This was the first time for actor Ryan Reynolds, who allowed the video crew to capture a colonoscopy examination on camera to raise awareness of the increased diagnosis of colon cancer among people under the age of 50. Colorectal cancer is the third most common type of cancer diagnosed in the United States, according to the American Cancer Society.
“You can’t raise awareness every day about something that will definitely save lives. That’s enough motivation for me to let you in on a camera being pushed up,” Reynolds said in the video they shared with the audience.
“Did they find a Rosebud there?” Reynolds asks a nurse when the procedure is over.
Actor Rob McKellenny, who created and starred in the feature-length comedy It’s Always Sunny in Philadelphia, collaborated with Reynolds on the project and also underwent a video colonoscopy.
“If they find a sorrel tumor, then either it’s bigger than him—which is cool—or it’s smaller than him, which means I have less chance of getting cancer. Either way I win,” McKellenny told the camera while waiting for his procedure.
While joking and making fun of each other, Reynolds and McElhenney explained that they were there to raise awareness about new guidelines that reduce the age for colon screening from 50 to 45.
“Rob and I, we turned 45 this year,” Reynolds said in the video. “You know, part of being at this age is having a colonoscopy. It’s a simple step that could literally save your life — and I mean literally —.”
Reynolds’ procedure, conducted by CBS chief medical correspondent Jonathan Labock, led to the discovery A small tumor in the active colon.
“I did such good preparation that I was able to find a very subtle polyp on the right side of my colon,” Labock told Reynolds after the operation.
“This could have potentially saved your life. I’m not kidding. I’m not being overly dramatic. That’s exactly why you did it,” Labock added.
During McElhenney’s procedure, Los Angeles gastroenterologist Dr. Leo Treyzon found three very small polyps.
“It wasn’t a big deal but it’s definitely a good thing that we found it early and removed it,” Trizon told the actor in recovery.
McElhenney, who behaved gladly as he struck Reynolds’ only tumor, then asked the doctor what he could do to prevent a recurrence.
Trizon replied that there is no good evidence yet that changes in diet can make a difference, “but what makes a difference is screening and monitoring.”
Reynolds and McElhenney are the co-chairs of the Welsh Football Club Wrexham AFC, a fifth-tier football club founded in 1864 in a moribund mining town in Wales. The two invested in the club to bring life back to the community.
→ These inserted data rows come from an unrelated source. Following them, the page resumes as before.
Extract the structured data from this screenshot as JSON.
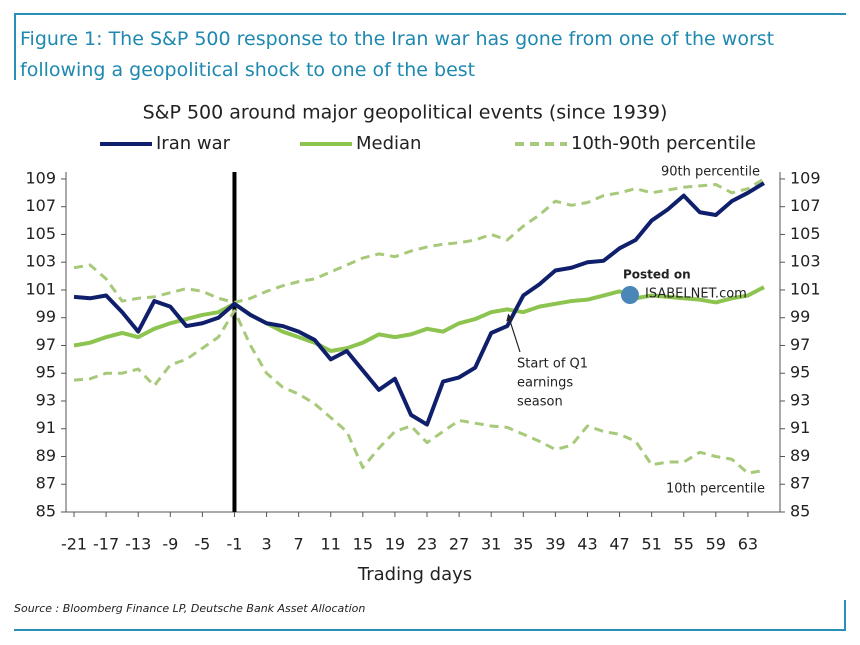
{
  "header": {
    "title": "Figure 1: The S&P 500 response to the Iran war has gone from one of the worst following a geopolitical shock to one of the best"
  },
  "chart_data": {
    "type": "line",
    "title": "S&P 500 around major geopolitical events (since 1939)",
    "xlabel": "Trading days",
    "x": [
      -21,
      -19,
      -17,
      -15,
      -13,
      -11,
      -9,
      -7,
      -5,
      -3,
      -1,
      1,
      3,
      5,
      7,
      9,
      11,
      13,
      15,
      17,
      19,
      21,
      23,
      25,
      27,
      29,
      31,
      33,
      35,
      37,
      39,
      41,
      43,
      45,
      47,
      49,
      51,
      53,
      55,
      57,
      59,
      61,
      63,
      65
    ],
    "series": [
      {
        "name": "Iran war",
        "color": "#0f1f6b",
        "dashed": false,
        "values": [
          100.5,
          100.4,
          100.6,
          99.4,
          98.0,
          100.2,
          99.8,
          98.4,
          98.6,
          99.0,
          100.0,
          99.2,
          98.6,
          98.4,
          98.0,
          97.4,
          96.0,
          96.6,
          95.2,
          93.8,
          94.6,
          92.0,
          91.3,
          94.4,
          94.7,
          95.4,
          97.9,
          98.4,
          100.6,
          101.4,
          102.4,
          102.6,
          103.0,
          103.1,
          104.0,
          104.6,
          106.0,
          106.8,
          107.8,
          106.6,
          106.4,
          107.4,
          108.0,
          108.7
        ]
      },
      {
        "name": "Median",
        "color": "#8dc34f",
        "dashed": false,
        "values": [
          97.0,
          97.2,
          97.6,
          97.9,
          97.6,
          98.2,
          98.6,
          98.9,
          99.2,
          99.4,
          100.0,
          99.2,
          98.6,
          98.0,
          97.6,
          97.2,
          96.6,
          96.8,
          97.2,
          97.8,
          97.6,
          97.8,
          98.2,
          98.0,
          98.6,
          98.9,
          99.4,
          99.6,
          99.4,
          99.8,
          100.0,
          100.2,
          100.3,
          100.6,
          100.9,
          100.4,
          100.6,
          100.5,
          100.4,
          100.3,
          100.1,
          100.4,
          100.6,
          101.2
        ]
      },
      {
        "name": "10th-90th percentile",
        "color": "#a7c97a",
        "dashed": true,
        "upper_label": "90th percentile",
        "upper": [
          102.6,
          102.8,
          101.8,
          100.2,
          100.4,
          100.5,
          100.8,
          101.1,
          100.9,
          100.4,
          100.1,
          100.4,
          100.9,
          101.3,
          101.6,
          101.8,
          102.3,
          102.8,
          103.3,
          103.6,
          103.4,
          103.8,
          104.1,
          104.3,
          104.4,
          104.6,
          105.0,
          104.6,
          105.6,
          106.4,
          107.4,
          107.1,
          107.3,
          107.8,
          108.0,
          108.3,
          108.0,
          108.2,
          108.4,
          108.5,
          108.6,
          108.0,
          108.3,
          109.0
        ],
        "lower_label": "10th percentile",
        "lower": [
          94.5,
          94.6,
          95.0,
          95.0,
          95.3,
          94.1,
          95.6,
          96.0,
          96.8,
          97.6,
          99.5,
          97.0,
          95.0,
          94.0,
          93.5,
          92.8,
          91.8,
          90.8,
          88.2,
          89.6,
          90.8,
          91.2,
          90.0,
          90.8,
          91.6,
          91.4,
          91.2,
          91.1,
          90.6,
          90.1,
          89.5,
          89.8,
          91.2,
          90.8,
          90.6,
          90.1,
          88.4,
          88.6,
          88.6,
          89.3,
          89.0,
          88.8,
          87.8,
          88.0
        ]
      }
    ],
    "xlim": [
      -22,
      67
    ],
    "xticks": [
      -21,
      -17,
      -13,
      -9,
      -5,
      -1,
      3,
      7,
      11,
      15,
      19,
      23,
      27,
      31,
      35,
      39,
      43,
      47,
      51,
      55,
      59,
      63
    ],
    "ylim": [
      85,
      109.5
    ],
    "yticks": [
      85,
      87,
      89,
      91,
      93,
      95,
      97,
      99,
      101,
      103,
      105,
      107,
      109
    ],
    "y2lim": [
      85,
      109.5
    ],
    "y2ticks": [
      85,
      87,
      89,
      91,
      93,
      95,
      97,
      99,
      101,
      103,
      105,
      107,
      109
    ],
    "event_x": -1,
    "annotation": {
      "lines": [
        "Start of Q1",
        "earnings",
        "season"
      ],
      "x": 33,
      "y": 99.6
    },
    "watermark": [
      "Posted on",
      "ISABELNET.com"
    ],
    "grid": false
  },
  "footer": {
    "source": "Source : Bloomberg Finance LP, Deutsche Bank Asset Allocation"
  }
}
The trip inspired a documentary series on FX called Welcome to Wrexham.
“You know, the core of all sports is competition, and I think Rob and I think we’re competitive players,” Reynolds said in the introduction to the video. “We’re very competitive, in fact, Ryan and I bet last year,” McElhenney added.
The bet was that if McCleary could learn to speak Welsh, Reynolds would undergo a general colonoscopy.
“Did we?” Reynolds replied innocently. “I don’t remember that.”
When McElhenney begins explaining the bet in Welsh, Reynolds breaks down and admits he did the bet.
The new video, produced in partnership with the Colorectal Cancer Alliance and another colon cancer awareness organization, Lead From Behind, does not show the same colonoscopy procedure, either for Reynolds or McElhenney. The video showed only anesthesia and recovery.
In contrast, former Today Show host Katie Couric aired her entire procedure in 2000—from prep the night before to lightly threatening Couric watching the procedure as it unfolds.
To perform a colonoscopy, a gastroenterologist rotates a flexible tube topped with a small camera into the rectum and throughout the colon to look for small tumors called polyps that can turn cancerous.
“I have a very small colon,” Couric said with a chuckle as she watched the video projection from the endoscope into the colon. “You haven’t set the scope yet, have you?” asked Couric, whose husband died of colon cancer at the age of 42 in 1998.
“Yes! We’re running the checkup. We’re almost done,” said her doctor, Dr. Kenneth Forde, who has taught for nearly 40 years at Columbia University’s Vagelos College of Physicians and Surgeons. Forde died in 2019.
As Couric experience showed, that the procedure is relatively painless, even when awake. However, like Reynolds and McElhenney, most people are more sedated and rarely wake up during a colonoscopy.